One of the things that McKinley, I think, contributed to American history is
the, the policies that he instituted to deal with the press. There was no
White House correspondent as late as 1895. The press simply didn't cover the
White House, in part because the President wasn't all that important, in part
because Presidents usually hated reporters who were snooping around and so they
kept them off the White House grounds. But was McKinley noted was that the
number of American newspapers were tripling in circulation between roughly 1890
and 1910. What he also noticed was that there were new associations of the
press, such as the Associated Press which begins at this time or the New York
Sun Syndicate which became a very powerful newspaper group. And McKinley
decides that these people are going to get news someplace, why not from him?

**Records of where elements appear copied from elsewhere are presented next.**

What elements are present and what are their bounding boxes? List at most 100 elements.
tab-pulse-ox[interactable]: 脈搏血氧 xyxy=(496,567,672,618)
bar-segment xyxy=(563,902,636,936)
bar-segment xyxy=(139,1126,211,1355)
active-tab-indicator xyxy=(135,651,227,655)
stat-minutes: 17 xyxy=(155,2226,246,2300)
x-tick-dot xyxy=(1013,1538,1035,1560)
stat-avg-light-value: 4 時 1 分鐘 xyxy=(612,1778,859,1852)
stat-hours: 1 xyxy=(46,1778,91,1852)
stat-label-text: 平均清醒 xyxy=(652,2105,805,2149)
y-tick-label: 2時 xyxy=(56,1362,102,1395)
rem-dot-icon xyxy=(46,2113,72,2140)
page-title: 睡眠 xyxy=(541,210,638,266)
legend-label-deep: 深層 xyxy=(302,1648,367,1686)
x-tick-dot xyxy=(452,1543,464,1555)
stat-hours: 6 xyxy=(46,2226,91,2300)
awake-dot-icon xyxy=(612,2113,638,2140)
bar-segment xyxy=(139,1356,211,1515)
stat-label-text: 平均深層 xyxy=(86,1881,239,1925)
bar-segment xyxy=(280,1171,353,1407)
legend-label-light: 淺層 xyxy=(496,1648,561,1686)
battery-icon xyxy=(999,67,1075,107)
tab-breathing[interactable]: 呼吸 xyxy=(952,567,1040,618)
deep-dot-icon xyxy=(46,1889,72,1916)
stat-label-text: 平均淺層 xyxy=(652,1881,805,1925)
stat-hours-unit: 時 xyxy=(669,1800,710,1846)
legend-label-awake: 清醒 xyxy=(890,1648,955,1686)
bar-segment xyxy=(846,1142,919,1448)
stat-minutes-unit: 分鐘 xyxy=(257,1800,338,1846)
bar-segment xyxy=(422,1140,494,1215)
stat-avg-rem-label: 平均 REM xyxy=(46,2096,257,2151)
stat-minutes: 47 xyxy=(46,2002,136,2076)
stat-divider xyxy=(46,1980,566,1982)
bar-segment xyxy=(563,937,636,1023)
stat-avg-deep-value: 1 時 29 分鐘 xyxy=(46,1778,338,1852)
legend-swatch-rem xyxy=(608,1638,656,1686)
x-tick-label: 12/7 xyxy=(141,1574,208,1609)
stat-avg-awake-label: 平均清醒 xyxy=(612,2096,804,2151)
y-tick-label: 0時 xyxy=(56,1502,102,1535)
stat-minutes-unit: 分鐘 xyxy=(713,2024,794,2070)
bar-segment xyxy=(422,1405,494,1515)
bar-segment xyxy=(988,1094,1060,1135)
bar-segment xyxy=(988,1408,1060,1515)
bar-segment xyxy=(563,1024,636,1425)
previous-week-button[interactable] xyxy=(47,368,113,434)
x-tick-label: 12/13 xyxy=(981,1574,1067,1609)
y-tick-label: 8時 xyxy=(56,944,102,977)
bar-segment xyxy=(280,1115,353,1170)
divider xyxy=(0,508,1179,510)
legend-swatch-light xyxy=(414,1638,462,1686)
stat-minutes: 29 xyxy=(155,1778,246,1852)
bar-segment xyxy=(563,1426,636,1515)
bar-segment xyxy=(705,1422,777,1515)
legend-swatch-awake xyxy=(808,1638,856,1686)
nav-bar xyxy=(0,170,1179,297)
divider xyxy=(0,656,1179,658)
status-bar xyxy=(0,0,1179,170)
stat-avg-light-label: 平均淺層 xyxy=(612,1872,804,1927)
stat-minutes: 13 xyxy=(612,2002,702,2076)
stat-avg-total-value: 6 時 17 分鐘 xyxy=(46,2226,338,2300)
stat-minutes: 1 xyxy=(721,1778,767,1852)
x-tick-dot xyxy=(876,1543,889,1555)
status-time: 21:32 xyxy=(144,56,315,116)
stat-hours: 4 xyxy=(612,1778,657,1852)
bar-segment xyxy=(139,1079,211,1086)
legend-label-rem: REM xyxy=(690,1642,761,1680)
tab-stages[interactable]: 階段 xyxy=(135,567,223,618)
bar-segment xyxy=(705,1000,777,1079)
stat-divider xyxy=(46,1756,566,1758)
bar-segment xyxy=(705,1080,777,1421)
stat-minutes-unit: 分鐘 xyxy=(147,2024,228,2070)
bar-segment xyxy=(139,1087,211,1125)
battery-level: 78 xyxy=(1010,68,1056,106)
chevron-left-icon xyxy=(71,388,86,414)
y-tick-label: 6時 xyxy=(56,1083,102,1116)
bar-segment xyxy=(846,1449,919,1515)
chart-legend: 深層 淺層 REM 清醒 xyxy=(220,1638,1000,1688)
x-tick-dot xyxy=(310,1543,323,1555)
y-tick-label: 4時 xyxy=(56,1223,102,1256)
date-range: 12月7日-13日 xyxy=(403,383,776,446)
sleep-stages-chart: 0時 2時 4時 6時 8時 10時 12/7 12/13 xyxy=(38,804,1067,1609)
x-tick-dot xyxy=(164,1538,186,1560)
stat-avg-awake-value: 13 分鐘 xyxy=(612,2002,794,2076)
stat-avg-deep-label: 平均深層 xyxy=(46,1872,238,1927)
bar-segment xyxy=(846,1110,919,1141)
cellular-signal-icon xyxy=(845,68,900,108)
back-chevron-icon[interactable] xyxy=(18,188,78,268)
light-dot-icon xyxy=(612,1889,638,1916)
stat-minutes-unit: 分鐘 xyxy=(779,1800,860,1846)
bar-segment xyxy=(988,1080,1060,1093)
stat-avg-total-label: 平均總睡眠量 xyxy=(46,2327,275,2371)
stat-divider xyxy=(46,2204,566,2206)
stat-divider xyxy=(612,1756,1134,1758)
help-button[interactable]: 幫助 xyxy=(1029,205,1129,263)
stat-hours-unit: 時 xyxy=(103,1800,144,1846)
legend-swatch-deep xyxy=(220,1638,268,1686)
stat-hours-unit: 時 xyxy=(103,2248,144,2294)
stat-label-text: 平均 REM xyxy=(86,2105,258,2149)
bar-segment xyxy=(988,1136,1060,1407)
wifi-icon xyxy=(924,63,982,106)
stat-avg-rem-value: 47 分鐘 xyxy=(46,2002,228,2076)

So he is the person who sets up the first press room in the White House. He
gives a place in the White House where correspondents, who are now welcome, can
do their work. He also orders the cabinet members to meet regularly with these
people. His private secretary, a man named Porter who had been a newspaper
man, gives hand-outs to these people twice a day. So all of a sudden American
newspapers are writing what McKinley and the White House and his cabinet want
them to write. And they're very grateful for this. They are being spoon-fed
news from the White House which they are putting into their newspapers and it
is essentially, as McKinley sees it, all the news that's fit to print is coming
out of the White House. This was new and you want to be careful and use the
word "revolutionary", but it was certainly the next thing to this because from
this point on, certainly McKinley's successor, Theodore Roosevelt -- American
Presidents are going to be extremely careful about how they deal with the
press. And McKinley's the first person to realize how you go about doing this.